= Monster chess =

Chess variant

Monster chess—or Super King chess—is a chess variant in which the White side has only a king and four pawns to fight against all the pieces of the Black side. All the rules of chess apply, except that White makes two successive moves per turn. The white king can move into check on the first move of the turn and move out of check during the second move. The goal for both sides is to checkmate the opponent's king.

Monster chess can also be played with White starting with all eight pawns, or with only two. Alternatively, it can be played with colors reversed.

Queening a white pawn generally allows White to declare a checkmate within the next few moves. Also, with only the two kings on the board, White can easily force a Monster chess checkmate.

== Rules ==
- White must execute two moves in their turn. They can do this by moving a piece twice or two pieces once.
- The white king may move into check and then out of check, provided that White can execute two moves.
- If a king is in check, it must be placed out of check.
- Otherwise, standard chess rules apply.
- A king is in check if it could be captured on the next turn.
- The White King can capture the Black King by virtue of the above rules.

== Checkmating ==

In Monster Chess, White checkmates Black when, no matter where Black moves, White will always be able to take Black's king by making two consecutive moves.
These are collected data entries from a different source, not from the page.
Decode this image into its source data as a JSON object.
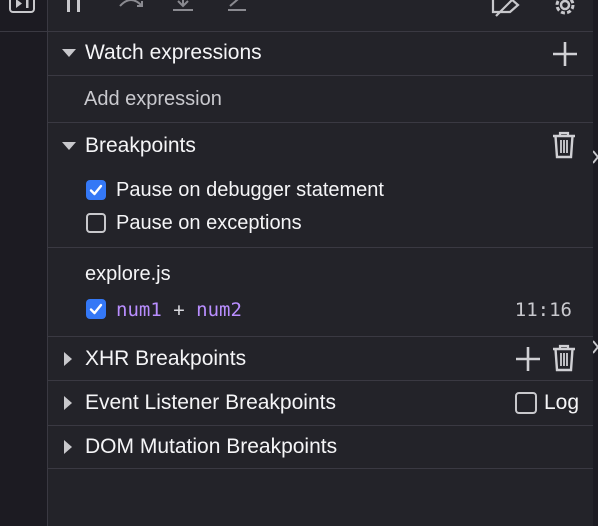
{
  "toolbar": {
    "icons": [
      "pause-icon",
      "step-over-icon",
      "step-in-icon",
      "step-out-icon",
      "deactivate-breakpoints-icon",
      "settings-gear-icon"
    ]
  },
  "watch": {
    "title": "Watch expressions",
    "add_placeholder": "Add expression"
  },
  "breakpoints": {
    "title": "Breakpoints",
    "options": [
      {
        "label": "Pause on debugger statement",
        "checked": true
      },
      {
        "label": "Pause on exceptions",
        "checked": false
      }
    ],
    "file": "explore.js",
    "entry": {
      "var1": "num1",
      "op": "+",
      "var2": "num2",
      "location": "11:16",
      "checked": true
    }
  },
  "sections": {
    "xhr": "XHR Breakpoints",
    "event": "Event Listener Breakpoints",
    "event_log": "Log",
    "dom": "DOM Mutation Breakpoints"
  },
  "colors": {
    "background": "#232329",
    "accent": "#3478f6",
    "code_var": "#b98eff"
  }
}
For example, suppose White moves his pawn to a square that attacks the black king (where attacks means that if White makes two moves in a row, he will be able to take the black king). Black cannot respond by checking the white king with his queen in an attempt to escape mate. If Black did so, White could then respond by taking Black's king on his next move with his pawn before Black can take White's king with his queen.

Black needs a lot of material to checkmate the bare white king. In general, two queens suffice, as do queen and two rooks. Black king and queen versus the bare white king can be lost (when the white king can continually check until mate or a fork is achieved), or it can be drawn (if the queen is not on the edge, and her king is next to her and cannot be checked).